ŞAHİNKAYA AVUKATLARIN SORULARINI YANITLAMADI
Müdahil avukatlardan Ömer Kavili, sanıklardan Ali Tahsin Şahinkaya´ya bir dizi soru yöneltti. Şahinkaya, sorulara yanıt vermeyeceğini bildirdi. Sorular sorulduğu sırada Şahinkaya´nın zaman zaman gözlerini kapattığı dikkati çekti.
Sanık avukatı Bülent Acar söz alarak, ´sanığın özgür iradesiyle soruları yanıtlamayacağını bildirdiğini´ ifade etti ve ´Sorulara cevap vermeyeceğini belirten, bunu ortaya koyan bir sanığa yönelik sorulara devam edilmesi demek, yasak sorgu usullerinin uygulanması demektir.
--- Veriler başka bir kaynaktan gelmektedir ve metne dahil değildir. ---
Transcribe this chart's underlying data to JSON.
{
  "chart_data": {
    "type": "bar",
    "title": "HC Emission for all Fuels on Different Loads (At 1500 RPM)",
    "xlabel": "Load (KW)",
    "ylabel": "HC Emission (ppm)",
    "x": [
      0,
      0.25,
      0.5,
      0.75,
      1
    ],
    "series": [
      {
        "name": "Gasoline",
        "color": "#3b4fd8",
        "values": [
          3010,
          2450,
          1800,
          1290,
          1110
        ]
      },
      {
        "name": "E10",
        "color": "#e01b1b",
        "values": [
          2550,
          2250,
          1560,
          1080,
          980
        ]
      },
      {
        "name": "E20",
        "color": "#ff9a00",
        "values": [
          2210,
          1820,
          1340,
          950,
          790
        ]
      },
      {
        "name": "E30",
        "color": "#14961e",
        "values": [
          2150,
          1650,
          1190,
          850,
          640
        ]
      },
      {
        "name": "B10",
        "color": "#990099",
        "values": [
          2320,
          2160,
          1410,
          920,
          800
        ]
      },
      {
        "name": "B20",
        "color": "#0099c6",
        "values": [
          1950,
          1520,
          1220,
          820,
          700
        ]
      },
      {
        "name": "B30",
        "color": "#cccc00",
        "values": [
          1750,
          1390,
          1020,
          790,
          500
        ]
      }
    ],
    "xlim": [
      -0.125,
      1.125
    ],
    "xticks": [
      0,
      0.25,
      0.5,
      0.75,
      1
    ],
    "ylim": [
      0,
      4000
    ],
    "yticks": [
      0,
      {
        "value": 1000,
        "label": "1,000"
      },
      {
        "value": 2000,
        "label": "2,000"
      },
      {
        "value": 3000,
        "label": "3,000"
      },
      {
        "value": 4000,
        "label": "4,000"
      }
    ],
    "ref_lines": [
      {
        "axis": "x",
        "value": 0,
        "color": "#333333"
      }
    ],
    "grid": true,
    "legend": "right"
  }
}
Müvekkilime soru sorulmamasını talep ediyorum´ dedi.
Avukat Kavili ise sorgu bütünlüğüne karışılmaması yönünde ara karar verilmesini istedi. Talebi görüşen Mahkeme, müdahillerin sanıklara soru sormaya devam etmelerini kararlaştırdı.
Şahinkaya´ya sorulan sorular şu şekildeydi:
- Bireysel olarak bir darbe yapmanın gerektiğine ne zaman inandınız? Bu kararınızı kimlerle paylaştınız? Darbe yapılması yönündeki karara hangi tarihli toplantıda, hangi komuta kademesiyle hangi komutanlarla karar verdiniz? Sizin dışınızda kalan, yani emir komuta zinciri dışındaki TSK görevlilerince veya TSK dışında bir silahlı güç tarafından darbe yapılsaydı buna o dönemdeki tepkiniz ne olurdu?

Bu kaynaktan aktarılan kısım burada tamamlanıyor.